矢野経済研究所は,2018年の車載ディスプレー関連部材の調査を実施し,前面板やOCA・OCR,車載用加飾フィルム,車載用光学フィルム,車載タッチパネルなど各部材のセグメント別動向,参入企業動向,将来展望を明らかにした(ニュースリリース)。
液晶パネル等の保護を目的として,車載ディスプレーには前面板が設けられている。車載用前面板は従来のカーナビゲーション(以下カーナビ)のほか,CID(Center Information Display)やRSE(Rear Seat Entertainment),クラスター(Instrument Cluster)などの車載ディスプレーの一台当り搭載個数が増えたことに加え,表示デバイスの操作ユーザーインターフェース(UI)として静電容量方式タッチパネル(TP)の採用が進んだことなどから,2017年の車載用前面板世界市場(メーカー出荷数量ベース)は前年比145.5%の2,755万パネルまで拡大したという。
車載用前面板は車載ディスプレーの市場拡大と連動しながら,2018年以降もガラスカバーや樹脂カバー,射出成形品いずれも市場成長が続くと予測する。
車載ディスプレーやTPの曲面・異形化に伴い,前面板にもデザイン性向上につながる曲面形状への対応を求める自動車メーカーのニーズが高まっており,ガラスカバーと樹脂カバーのほか,射出成形品などの曲面対応に向けた取り組みが本格化している。車載ディスプレーは従来のカーナビに加え,カーナビ機能を含めたCIDやDA(Display Audio),RSE,クラスター,HUD(Head Up Display),リアビューミラーなど搭載部位が増えつつあり,市場は拡大傾向にあるという。

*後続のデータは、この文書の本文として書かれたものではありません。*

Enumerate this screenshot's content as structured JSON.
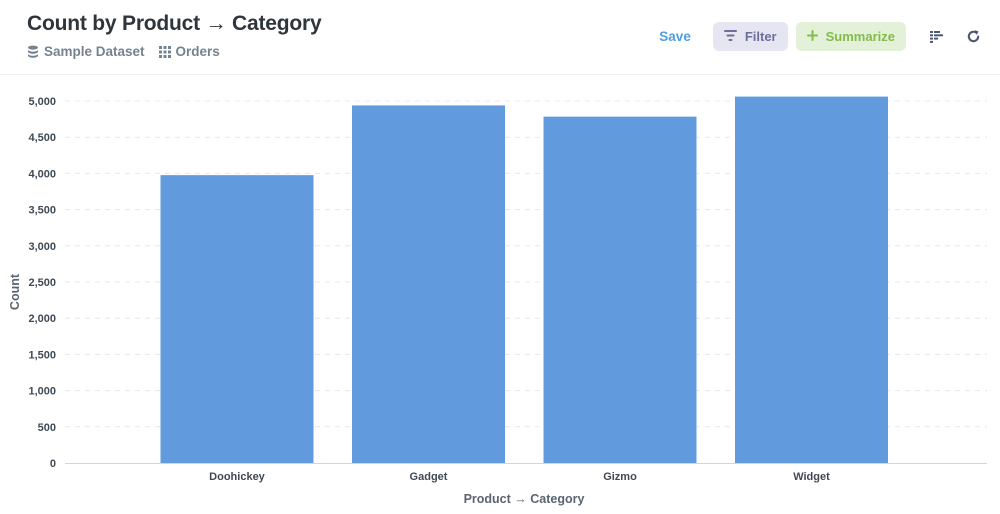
{
  "header": {
    "title": "Count by Product → Category",
    "breadcrumbs": [
      {
        "label": "Sample Dataset",
        "icon": "database-icon"
      },
      {
        "label": "Orders",
        "icon": "grid-icon"
      }
    ],
    "actions": {
      "save_label": "Save",
      "filter_label": "Filter",
      "summarize_label": "Summarize"
    }
  },
  "colors": {
    "bar": "#629bdd",
    "accent": "#509ee3",
    "filter_bg": "#e5e6f1",
    "summarize_bg": "#e3f1d8"
  },
  "chart_data": {
    "type": "bar",
    "categories": [
      "Doohickey",
      "Gadget",
      "Gizmo",
      "Widget"
    ],
    "values": [
      3976,
      4939,
      4784,
      5061
    ],
    "xlabel": "Product → Category",
    "ylabel": "Count",
    "ylim": [
      0,
      5000
    ],
    "yticks": [
      0,
      500,
      1000,
      1500,
      2000,
      2500,
      3000,
      3500,
      4000,
      4500,
      5000
    ],
    "ytick_labels": [
      "0",
      "500",
      "1,000",
      "1,500",
      "2,000",
      "2,500",
      "3,000",
      "3,500",
      "4,000",
      "4,500",
      "5,000"
    ],
    "grid": true,
    "legend": "none"
  }
}
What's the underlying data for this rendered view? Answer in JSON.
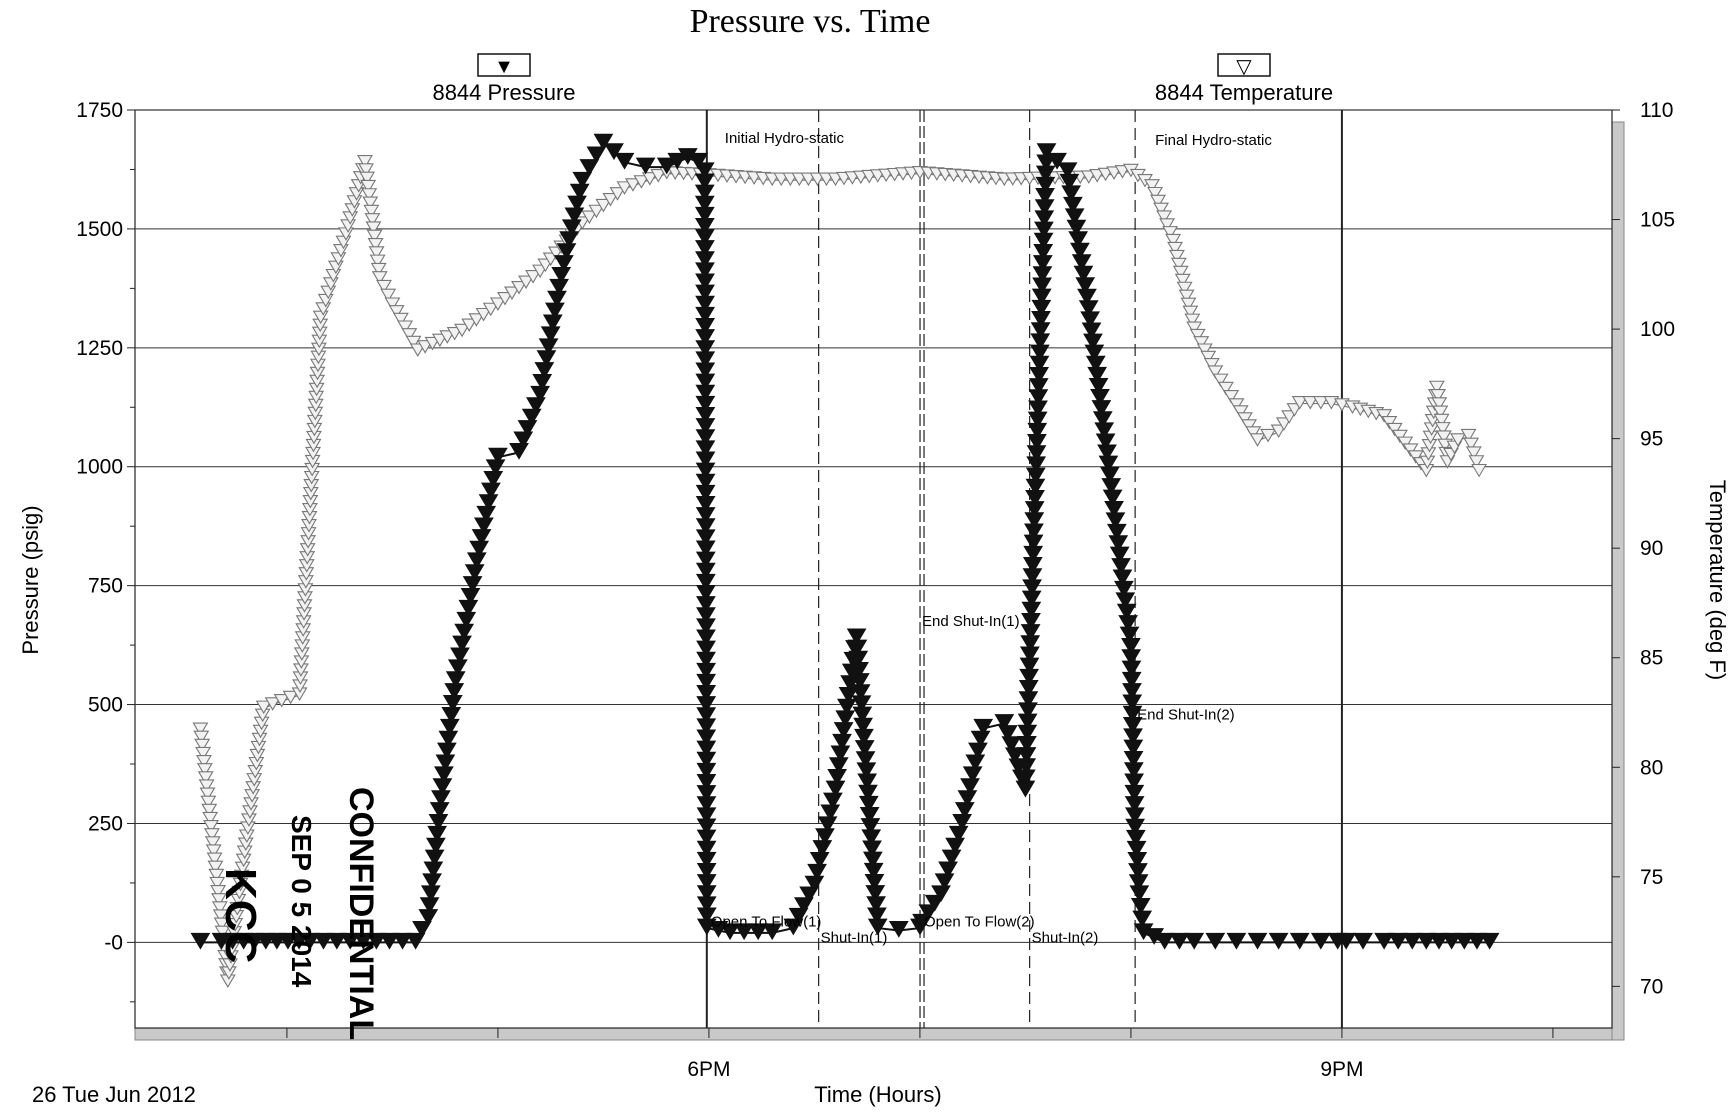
{
  "chart_data": {
    "type": "line",
    "title": "Pressure vs. Time",
    "xlabel": "Time (Hours)",
    "ylabel_left": "Pressure (psig)",
    "ylabel_right": "Temperature (deg F)",
    "x_ticks": [
      "6PM",
      "9PM"
    ],
    "x_tick_hours": [
      18,
      21
    ],
    "xlim_hours": [
      15.28,
      22.28
    ],
    "ylim_left": [
      -180,
      1750
    ],
    "ylim_right": [
      68.1,
      110
    ],
    "y_ticks_left": [
      1750,
      1500,
      1250,
      1000,
      750,
      500,
      250,
      0
    ],
    "y_tick_labels_left": [
      "1750",
      "1500",
      "1250",
      "1000",
      "750",
      "500",
      "250",
      "-0"
    ],
    "y_ticks_right": [
      110,
      105,
      100,
      95,
      90,
      85,
      80,
      75,
      70
    ],
    "y_tick_labels_right": [
      "110",
      "105",
      "100",
      "95",
      "90",
      "85",
      "80",
      "75",
      "70"
    ],
    "grid": true,
    "legend_position": "top",
    "series": [
      {
        "name": "8844 Pressure",
        "axis": "left",
        "marker": "filled-down-triangle",
        "color": "#111111",
        "x": [
          15.59,
          15.69,
          16.11,
          16.3,
          16.61,
          16.67,
          16.73,
          16.8,
          16.9,
          17.0,
          17.1,
          17.2,
          17.3,
          17.4,
          17.5,
          17.6,
          17.7,
          17.8,
          17.9,
          17.95,
          17.98,
          17.99,
          18.1,
          18.3,
          18.4,
          18.5,
          18.6,
          18.7,
          18.8,
          18.9,
          19.0,
          19.01,
          19.1,
          19.2,
          19.3,
          19.4,
          19.5,
          19.6,
          19.7,
          19.8,
          19.9,
          20.0,
          20.02,
          20.04,
          20.06,
          20.16,
          20.3,
          20.4,
          20.5,
          20.6,
          20.7,
          20.8,
          20.9,
          20.98,
          21.02,
          21.1,
          21.2,
          21.4,
          21.7
        ],
        "y": [
          0,
          0,
          0,
          0,
          0,
          50,
          300,
          550,
          800,
          1020,
          1030,
          1150,
          1400,
          1600,
          1680,
          1640,
          1630,
          1630,
          1650,
          1640,
          1620,
          30,
          20,
          20,
          30,
          120,
          320,
          640,
          30,
          25,
          30,
          40,
          100,
          250,
          450,
          460,
          320,
          1660,
          1620,
          1330,
          980,
          620,
          240,
          100,
          20,
          0,
          0,
          0,
          0,
          0,
          0,
          0,
          0,
          0,
          0,
          0,
          0,
          0,
          0
        ]
      },
      {
        "name": "8844 Temperature",
        "axis": "right",
        "marker": "hollow-down-triangle",
        "color": "#777777",
        "x": [
          15.59,
          15.72,
          15.89,
          16.06,
          16.16,
          16.28,
          16.37,
          16.44,
          16.5,
          16.62,
          16.83,
          17.0,
          17.2,
          17.4,
          17.6,
          17.8,
          18.0,
          18.3,
          18.6,
          19.0,
          19.4,
          19.8,
          20.0,
          20.1,
          20.2,
          20.3,
          20.4,
          20.5,
          20.6,
          20.7,
          20.8,
          20.95,
          21.05,
          21.2,
          21.4,
          21.45,
          21.5,
          21.55,
          21.6,
          21.65
        ],
        "y": [
          81.7,
          70.2,
          82.7,
          83.3,
          100.5,
          104.3,
          107.6,
          102.3,
          101.1,
          99.0,
          99.9,
          101.1,
          102.6,
          104.8,
          106.4,
          107.1,
          107.0,
          106.8,
          106.8,
          107.1,
          106.8,
          106.9,
          107.2,
          106.5,
          104.0,
          100.0,
          98.0,
          96.5,
          94.9,
          95.3,
          96.6,
          96.6,
          96.4,
          96.0,
          93.5,
          97.3,
          93.9,
          94.9,
          95.1,
          93.5
        ]
      }
    ],
    "annotations": [
      {
        "text": "Initial Hydro-static",
        "x": 17.99,
        "y": 1660
      },
      {
        "text": "Open To Flow(1)",
        "x": 17.99,
        "y": 25
      },
      {
        "text": "Shut-In(1)",
        "x": 18.52,
        "y": 25
      },
      {
        "text": "End Shut-In(1)",
        "x": 19.01,
        "y": 640
      },
      {
        "text": "Open To Flow(2)",
        "x": 19.01,
        "y": 25
      },
      {
        "text": "Shut-In(2)",
        "x": 19.52,
        "y": 25
      },
      {
        "text": "End Shut-In(2)",
        "x": 20.02,
        "y": 460
      },
      {
        "text": "Final Hydro-static",
        "x": 20.02,
        "y": 1660
      }
    ],
    "event_lines_hours": [
      {
        "x": 17.99,
        "style": "solid"
      },
      {
        "x": 18.52,
        "style": "dashed"
      },
      {
        "x": 19.01,
        "style": "double-dashed"
      },
      {
        "x": 19.52,
        "style": "dashed"
      },
      {
        "x": 20.02,
        "style": "dashed"
      },
      {
        "x": 21.0,
        "style": "solid"
      }
    ]
  },
  "legend": {
    "pressure": {
      "label": "8844 Pressure",
      "symbol": "▼"
    },
    "temperature": {
      "label": "8844 Temperature",
      "symbol": "▽"
    }
  },
  "footer": {
    "date": "26 Tue Jun 2012"
  },
  "stamps": {
    "kcc": "KCC",
    "date": "SEP 0 5 2014",
    "confidential": "CONFIDENTIAL"
  }
}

これに連動し,前面板や車載ディスプレイ用各種光学フィルム,OCA・OCR,TPなどの主要部材の需要も拡大しており,需要獲得に向けた各部材・材料メーカーの間の競争が激化しているとする。
近年では,自動車メーカー各社による車内及び歩行者の安全確保に繋がる取り組みが進んでおり,自動車の誤作動防止や駐車支援システムなどに対応して簡便かつ瞬時に情報を把握できるように,車載ディスプレーの大画面化が進展している。
また,自動車メーカーからは,視認性向上のためスマートフォンなどの民生用機器と同等の高精細化や広色域化も求められているほか,搭乗者が車内にいる時間を快適に過ごせるようにカーインテリアデザインの統一感など,車内コックピットのデザイン性向上に関する要望も増えている。
車載ディスプレー関連部材メーカーには,車載ディスプレーの大画面化,高精細化・広色域化,デザイン性向上などに加え,さらに根幹である自動車の安全性確保と車室空間の快適性向上に的確にコミットした商品企画や商品開発,顧客提案が求められているという。
車載ディスプレーやTPの保護用として使用される前面板は,車載ディスプレーの市場拡大と連動しながら今後も市場成長が続くと予測する。車載用前面板はガラスカバーとシート状の樹脂カバーが現時点では主に使用されているが,近年,曲面形状にしたインモールド転写やインサートモールド(INS)による射出成形品の採用が拡大している。
曲面化への対応として,ガラスカバーは曲面ガラスカバー,樹脂カバーも熱曲げシートの開発が進んでいるが,優れた成形加工性による複雑な3D形状など様々なデザインへの対応や,加飾と同時にAG(Anti-Glare)やAFP(Anti-Finger Print)などの表面加工が可能なことなどから,車載ディスプレーやTP向け前面板としての成形品の採用は今後拡大していくと見る。
このようなことから,2020年の車載用前面板世界市場(メーカー出荷数量ベース)は4,390万パネルまで成長し,そのうち射出成形品は685万パネル(構成比15.6%)に拡大すると予測する。
車載用前面板は現在,単に車載ディスプレーやTPの保護というより,異形・曲面形状などのデザイン面から選択される場合が多いという。前面板メーカーには,自動車メーカーの設計自由度を広げ,コックピットのデザイン性向上に貢献できる製品開発が最も重要視される。
車室内コックピットのデザイン向上に繋がるという切り口で顧客ニーズを掘り起こし,デザイン性に価値を見出す前面板,あるいはディスプレー関連部材開発提案をユーザー側に訴求することも,自動車メーカーによる採用拡大の重要なポイントになるとしている。